Explanations and implications for clinicians and policymakers

The impact of individual-level health promotion interventions on health inequalities is often raised as a key public health policy question [23]. This study has shown that it is possible, through a voluntary sector delivery model, to recruit and engage both men and women with above average (for England) area deprivation scores and from a range of ethnic backgrounds. Moderation analyses showed that the effects of the prototype LWTC programme at 6 months were not significantly different across sites or population subgroups and extended to men, older adults, those with BMI in the obese range and those living in areas of above average deprivation. Although, we were unable to assess cost-effectiveness, a Social Return on Investment Analysis conducted as part of the wider evaluation of the programme estimated the cost at £296.95 per participant and that for every £1 invested, there was a social return of around £5.80 over a 3 year period [60].

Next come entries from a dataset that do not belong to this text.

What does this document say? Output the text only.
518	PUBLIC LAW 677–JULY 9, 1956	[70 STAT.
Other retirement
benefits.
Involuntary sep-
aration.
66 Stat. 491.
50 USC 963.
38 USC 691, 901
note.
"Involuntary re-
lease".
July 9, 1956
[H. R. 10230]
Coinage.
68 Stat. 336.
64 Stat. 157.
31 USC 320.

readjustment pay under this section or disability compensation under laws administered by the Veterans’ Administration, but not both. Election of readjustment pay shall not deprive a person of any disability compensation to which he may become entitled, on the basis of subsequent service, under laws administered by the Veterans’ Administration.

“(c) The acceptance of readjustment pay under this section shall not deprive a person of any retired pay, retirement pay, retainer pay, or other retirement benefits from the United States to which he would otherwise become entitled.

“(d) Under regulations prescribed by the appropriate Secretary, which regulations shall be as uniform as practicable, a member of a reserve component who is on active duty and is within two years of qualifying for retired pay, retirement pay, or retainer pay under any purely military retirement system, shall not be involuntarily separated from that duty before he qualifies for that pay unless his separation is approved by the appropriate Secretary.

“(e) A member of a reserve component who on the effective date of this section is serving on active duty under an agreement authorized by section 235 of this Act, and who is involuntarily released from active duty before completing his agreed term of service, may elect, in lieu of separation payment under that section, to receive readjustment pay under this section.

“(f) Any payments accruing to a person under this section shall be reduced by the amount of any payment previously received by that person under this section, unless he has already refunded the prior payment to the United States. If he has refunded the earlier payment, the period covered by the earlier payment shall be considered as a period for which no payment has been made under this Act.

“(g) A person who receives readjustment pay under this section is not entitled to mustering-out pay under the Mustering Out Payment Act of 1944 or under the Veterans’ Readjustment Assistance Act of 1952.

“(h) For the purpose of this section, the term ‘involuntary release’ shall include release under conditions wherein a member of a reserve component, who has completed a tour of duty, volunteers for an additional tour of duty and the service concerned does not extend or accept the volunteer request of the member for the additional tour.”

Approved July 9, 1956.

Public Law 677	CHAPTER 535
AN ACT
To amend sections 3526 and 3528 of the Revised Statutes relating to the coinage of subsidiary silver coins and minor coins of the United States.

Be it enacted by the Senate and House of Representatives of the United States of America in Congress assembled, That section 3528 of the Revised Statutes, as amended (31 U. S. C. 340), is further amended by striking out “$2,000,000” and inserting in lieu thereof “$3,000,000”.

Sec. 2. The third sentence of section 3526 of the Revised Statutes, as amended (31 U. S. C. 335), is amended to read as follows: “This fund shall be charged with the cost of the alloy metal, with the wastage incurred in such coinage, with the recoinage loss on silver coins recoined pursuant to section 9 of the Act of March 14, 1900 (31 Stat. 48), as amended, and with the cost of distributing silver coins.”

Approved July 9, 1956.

An unanticipated finding was that based on point-of-care testing only 28% of participants had HbA1c in the non-diabetic hyperglycaemia range at baseline, despite available GP records confirming that over 90% had recent laboratory-tested HbA1c in the eligible range on referral. The mismatch could be explained by a tendency for point-of-care testing machines (which are not diagnostic tools [61]) to under-estimate HbA1c. Alternatively, there could be “diagnostic drift” between laboratory measures and baseline testing. In either case, this is an important participation-selection issue for large-scale diabetes prevention programmes. Previous research has also raised concerns about inconsistency between different methods for identifying people who are at risk of developing diabetes [62]. One approach to improving selection would be to require a second, confirmatory test (using the same method) and/or a higher cut-off for eligibility, to ensure that people entering the programme are truly “high risk”.

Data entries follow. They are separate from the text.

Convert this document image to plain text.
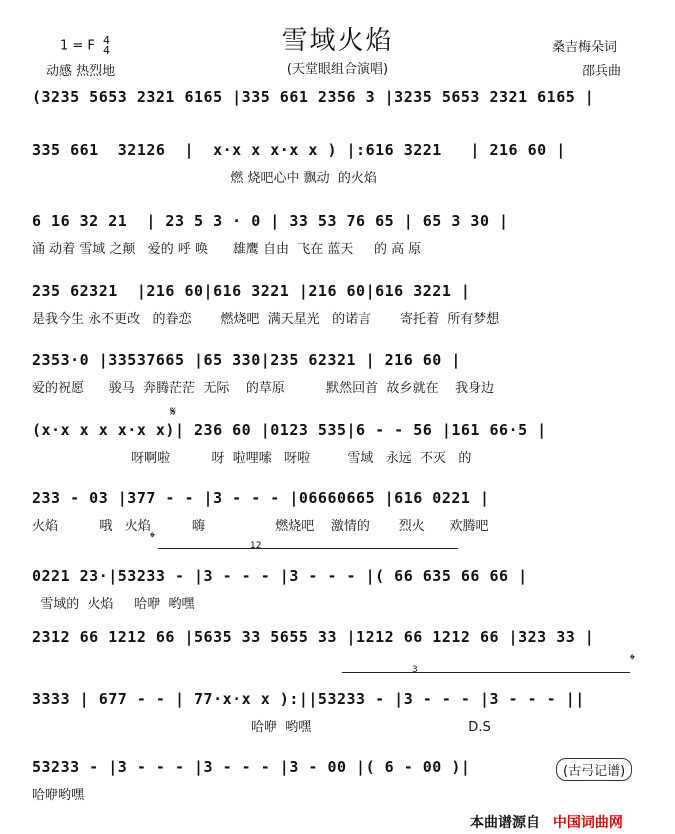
1 = F 4
4
动感 热烈地
雪域火焰
(天堂眼组合演唱)
桑吉梅朵词
邵兵曲
(3235 5653 2321 6165 |335 661 2356 3 |3235 5653 2321 6165 |
335 661  32126  |  x·x x x·x x ) |:616 3221   | 216 60 |
燃 烧吧心中 飘动  的火焰
6 16 32 21  | 23 5 3 · 0 | 33 53 76 65 | 65 3 30 |
涌 动着 雪域 之颠   爱的 呼 唤      雄鹰 自由  飞在 蓝天     的 高 原
235 62321  |216 60|616 3221 |216 60|616 3221 |
是我今生 永不更改   的眷恋       燃烧吧  满天星光   的诺言       寄托着  所有梦想
2353·0 |33537665 |65 330|235 62321 | 216 60 |
爱的祝愿      骏马  奔腾茫茫  无际    的草原          默然回首  故乡就在    我身边
𝄋
(x·x x x x·x x)| 236 60 |0123 535|6 - - 56 |161 66·5 |
呀啊啦          呀  啦哩嗦   呀啦         雪域   永远  不灭   的
233 - 03 |377 - - |3 - - - |06660665 |616 0221 |
火焰          哦   火焰          嗨                 燃烧吧    激情的       烈火      欢腾吧
𝄌	12
0221 23·|53233 - |3 - - - |3 - - - |( 66 635 66 66 |
雪域的  火焰     哈咿  哟嘿
2312 66 1212 66 |5635 33 5655 33 |1212 66 1212 66 |323 33 |
3
𝄌
3333 | 677 - - | 77·x·x x ):||53233 - |3 - - - |3 - - - ||
哈咿  哟嘿                                      D.S
53233 - |3 - - - |3 - - - |3 - 00 |( 6 - 00 )|
哈咿哟嘿
(古弓记谱)
本曲谱源自 中国词曲网
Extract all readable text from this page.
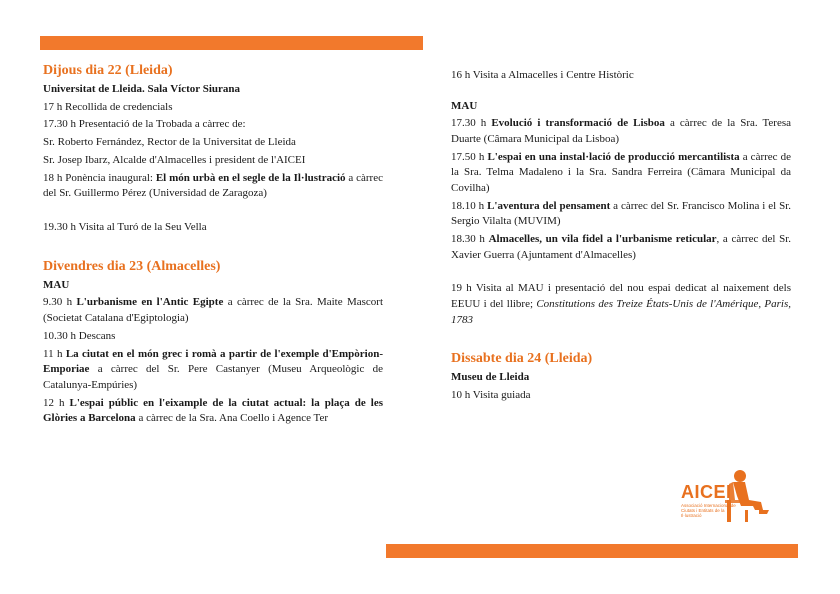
Dijous dia 22 (Lleida)
Universitat de Lleida. Sala Víctor Siurana

17 h Recollida de credencials

17.30 h Presentació de la Trobada a càrrec de:

Sr. Roberto Fernández, Rector de la Universitat de Lleida

Sr. Josep Ibarz, Alcalde d'Almacelles i president de l'AICEI

18 h Ponència inaugural: El món urbà en el segle de la Il·lustració a càrrec del Sr. Guillermo Pérez (Universidad de Zaragoza)

19.30 h Visita al Turó de la Seu Vella

Divendres dia 23 (Almacelles)
MAU

9.30 h L'urbanisme en l'Antic Egipte a càrrec de la Sra. Maite Mascort (Societat Catalana d'Egiptologia)

10.30 h Descans

11 h La ciutat en el món grec i romà a partir de l'exemple d'Empòrion-Emporiae a càrrec del Sr. Pere Castanyer (Museu Arqueològic de Catalunya-Empúries)

12 h L'espai públic en l'eixample de la ciutat actual: la plaça de les Glòries a Barcelona a càrrec de la Sra. Ana Coello i Agence Ter

16 h Visita a Almacelles i Centre Històric

MAU

17.30 h Evolució i transformació de Lisboa a càrrec de la Sra. Teresa Duarte (Câmara Municipal da Lisboa)

17.50 h L'espai en una instal·lació de producció mercantilista a càrrec de la Sra. Telma Madaleno i la Sra. Sandra Ferreira (Câmara Municipal da Covilha)

18.10 h L'aventura del pensament a càrrec del Sr. Francisco Molina i el Sr. Sergio Vilalta (MUVIM)

18.30 h Almacelles, un vila fidel a l'urbanisme reticular, a càrrec del Sr. Xavier Guerra (Ajuntament d'Almacelles)

19 h Visita al MAU i presentació del nou espai dedicat al naixement dels EEUU i del llibre; Constitutions des Treize États-Unis de l'Amérique, Paris, 1783

Dissabte dia 24 (Lleida)
Museu de Lleida

10 h Visita guiada

AICEI
Associació Internacional de Ciutats i Entitats de la Il·lustració
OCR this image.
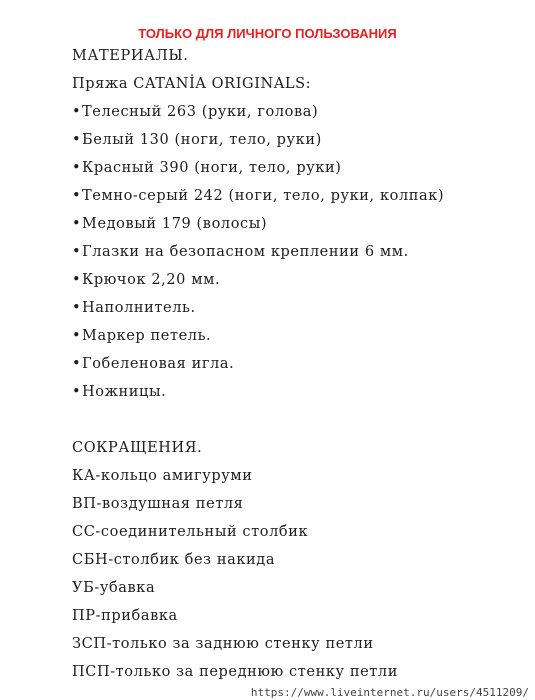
ТОЛЬКО ДЛЯ ЛИЧНОГО ПОЛЬЗОВАНИЯ
МАТЕРИАЛЫ.
Пряжа CATANİA ORIGINALS:
•Телесный 263 (руки, голова)
•Белый 130 (ноги, тело, руки)
•Красный 390 (ноги, тело, руки)
•Темно-серый 242 (ноги, тело, руки, колпак)
•Медовый 179 (волосы)
•Глазки на безопасном креплении 6 мм.
•Крючок 2,20 мм.
•Наполнитель.
•Маркер петель.
•Гобеленовая игла.
•Ножницы.
СОКРАЩЕНИЯ.
КА-кольцо амигуруми
ВП-воздушная петля
СС-соединительный столбик
СБН-столбик без накида
УБ-убавка
ПР-прибавка
ЗСП-только за заднюю стенку петли
ПСП-только за переднюю стенку петли
https://www.liveinternet.ru/users/4511209/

Unanswered questions and future research

Further research is needed to establish robust, pragmatic criteria for identifying people at risk of type 2 diabetes, and to establish cost-effective methods for increasing physical activity and sustaining weight loss in real-world diabetes prevention programmes. We also urgently need research on alternative options for the high proportion of people who do not respond to invitations (up to 90%), choose not to attend (52%), or do not adhere sufficiently (around 50%) to available lifestyle interventions. Furthermore, work is needed to assess the in-service effectiveness of the upgraded LWTC programme and to identify and address any differential effects of current diabetes prevention programmes across population subgroups to minimise health inequalities.

Conclusion

This study contributes to the limited base of robust evidence available on the “real-world” effectiveness of community-based diabetes prevention interventions in the UK, particularly voluntary sector-led programmes. Overall, our results confirm claims that voluntary sector-led programmes can reach a wide and diverse range of the population and show that the prototype LWTC programme had modest short-term effects on weight-related outcomes, including similar effects across population sub-groups who often fail to engage with other programmes. However, it had limited effects on other diabetes risk factors including physical activity. To maximise the impact on future diabetes incidence, similar diabetes prevention programmes may need to refine eligibility-testing procedures to appropriately target individuals at highest risk of diabetes, improve methods for supporting physical activity, and find ways to maximise programme attendance/contact time (which mediates weight loss) and the maintenance of any lifestyle changes generated.